Monday's Edge sponsored lecture on diversity of provision in education provided both a compelling argument for diversity in educational provision and some pertinent concerns about the impact on equality, and the reality of choice in a diverse school system.
Geoff Mulgan, Director of the Young Foundation made a compelling argument for diversity in education, and Anders Hultin, founder of Kunskapsskolan International gave a fascinating account of the voucher system used in Sweden.
For me, the argument was made useful by the helpful distinction made between diversity of types of school, and diversity in the content of schooling.
Most people would agree that diversity in the content of schooling is desirable if we are to allow every young person to fulfil their potential.
However, more controversy surrounds diversity in types of school, and this was reflected in the concerns expressed by the audience during the Q&A session. Members of the audience expressed fear that structures which enabled diversity or quasi-markets in education would accentuate existing social divisions by providing opportunities for the well-informed, the educated and the confident, leaving the remainder with the poorest schools.
Interestingly, Anders Hultin countered these concerns saying that in the Swedish system while it was the middle class parents who were first to take advantage of more choice, other groups – particularly immigrant groups – were increasingly beginning to exercise informed choice and to take advantage of the system.

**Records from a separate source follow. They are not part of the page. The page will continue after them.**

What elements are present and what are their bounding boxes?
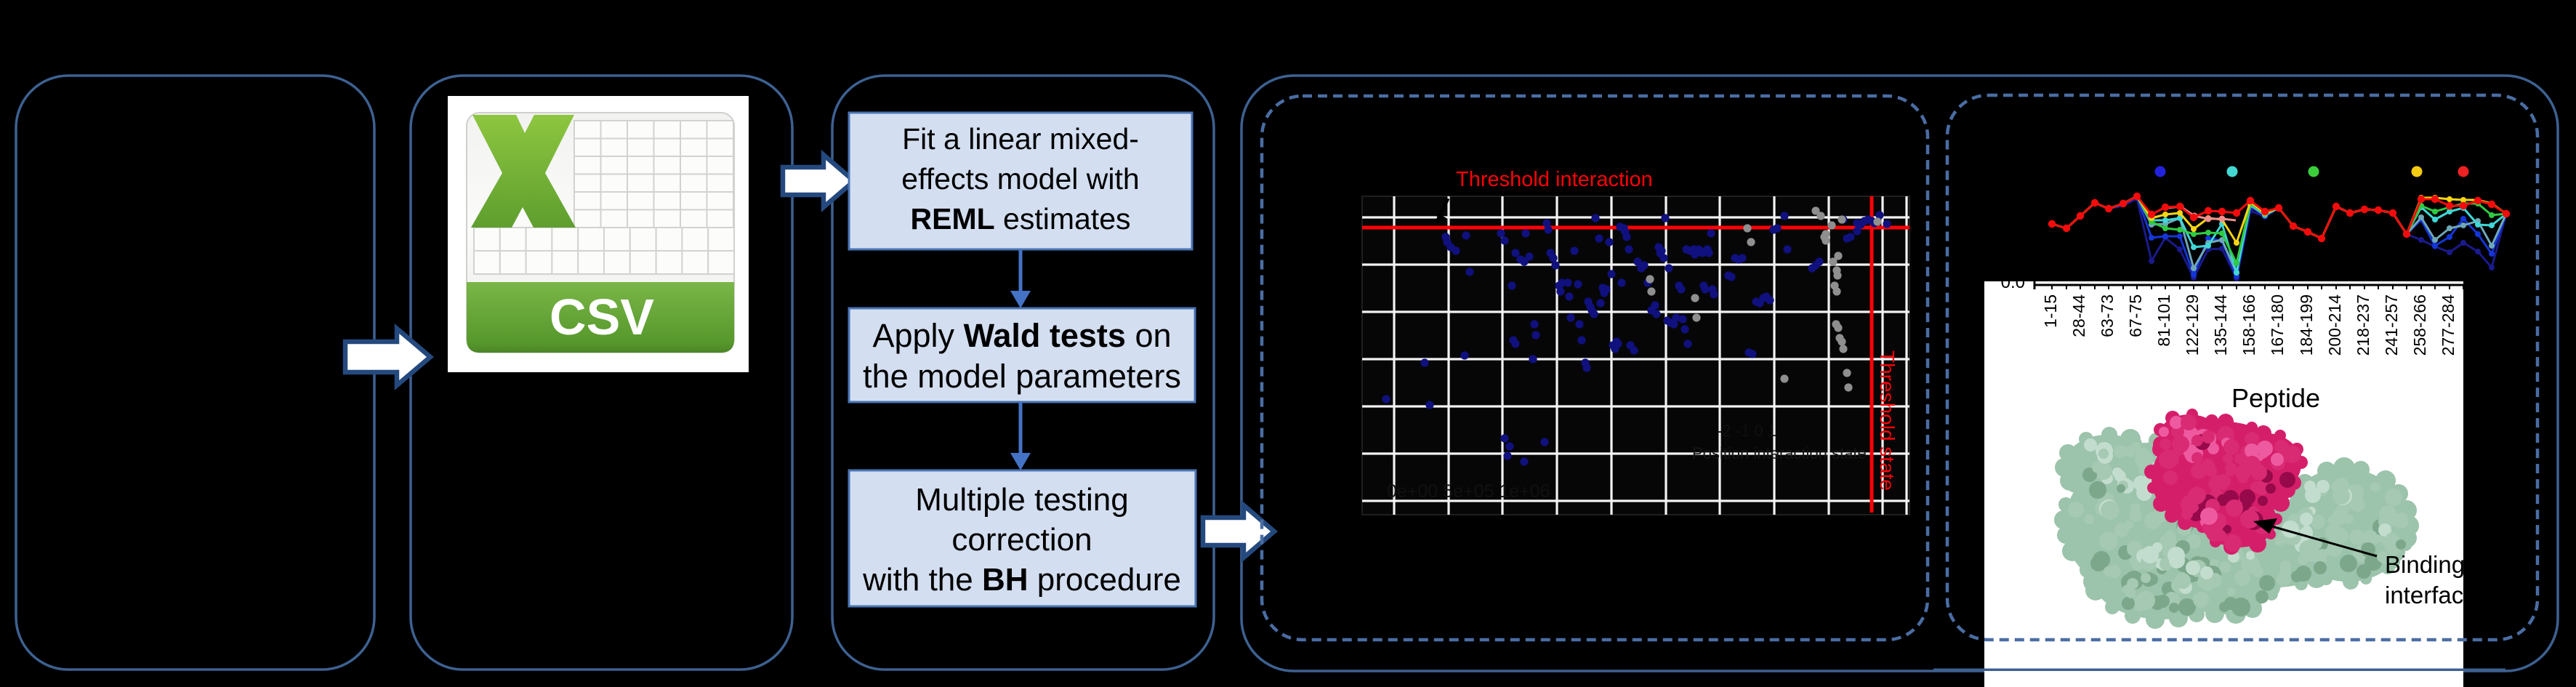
svg-text:81-101: 81-101 [2154, 294, 2173, 347]
svg-text:28-44: 28-44 [2069, 294, 2088, 337]
svg-text:effects model with: effects model with [901, 162, 1139, 196]
svg-text:-2 -1 0 1: -2 -1 0 1 [1717, 422, 1776, 440]
svg-text:REML estimates: REML estimates [911, 202, 1131, 236]
svg-text:Threshold interaction: Threshold interaction [1456, 168, 1653, 191]
svg-text:184-199: 184-199 [2297, 294, 2316, 355]
svg-text:158-166: 158-166 [2239, 294, 2258, 355]
svg-text:0e+00 5e+05 1e+06: 0e+00 5e+05 1e+06 [1387, 481, 1550, 502]
svg-text:CSV: CSV [550, 289, 654, 345]
svg-text:167-180: 167-180 [2268, 294, 2287, 355]
svg-text:the model parameters: the model parameters [863, 358, 1181, 395]
svg-text:67-75: 67-75 [2126, 294, 2145, 337]
svg-text:258-266: 258-266 [2410, 294, 2429, 355]
svg-text:1-15: 1-15 [2041, 294, 2060, 328]
svg-text:200-214: 200-214 [2325, 294, 2344, 356]
svg-text:Peptide: Peptide [2231, 383, 2320, 413]
svg-text:with the BH procedure: with the BH procedure [862, 562, 1181, 598]
svg-text:277-284: 277-284 [2439, 294, 2458, 356]
svg-text:218-237: 218-237 [2354, 294, 2372, 355]
svg-text:Multiple testing: Multiple testing [915, 482, 1128, 518]
svg-text:0.0: 0.0 [2001, 273, 2025, 292]
svg-text:Position interaction state: Position interaction state [1692, 444, 1867, 462]
svg-text:Threshold state: Threshold state [1876, 350, 1899, 491]
svg-text:interface: interface [2385, 582, 2477, 608]
svg-text:122-129: 122-129 [2183, 294, 2202, 355]
svg-text:correction: correction [951, 522, 1092, 558]
svg-text:135-144: 135-144 [2211, 294, 2230, 356]
svg-text:Fit a linear mixed-: Fit a linear mixed- [902, 122, 1139, 156]
svg-text:Binding: Binding [2385, 551, 2465, 578]
svg-text:Apply Wald tests on: Apply Wald tests on [872, 317, 1171, 354]
svg-text:241-257: 241-257 [2382, 294, 2401, 355]
svg-text:63-73: 63-73 [2098, 294, 2117, 337]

The question is whether Britain, which by some measures has the highest child poverty rate in the developed world, can afford to use Sweden as a model, when the latter has long had among the world’s lowest rates of inequality and deprivation. Do we want to risk embedding greater inequality in another generation, whose parents were divided in their ability to choose?
Geoff Mulgan argues that real diversity of provision within a single school will never be possible and that the school system needs new players in order for real change to occur. Even if there are risks, do we in fact have a choice?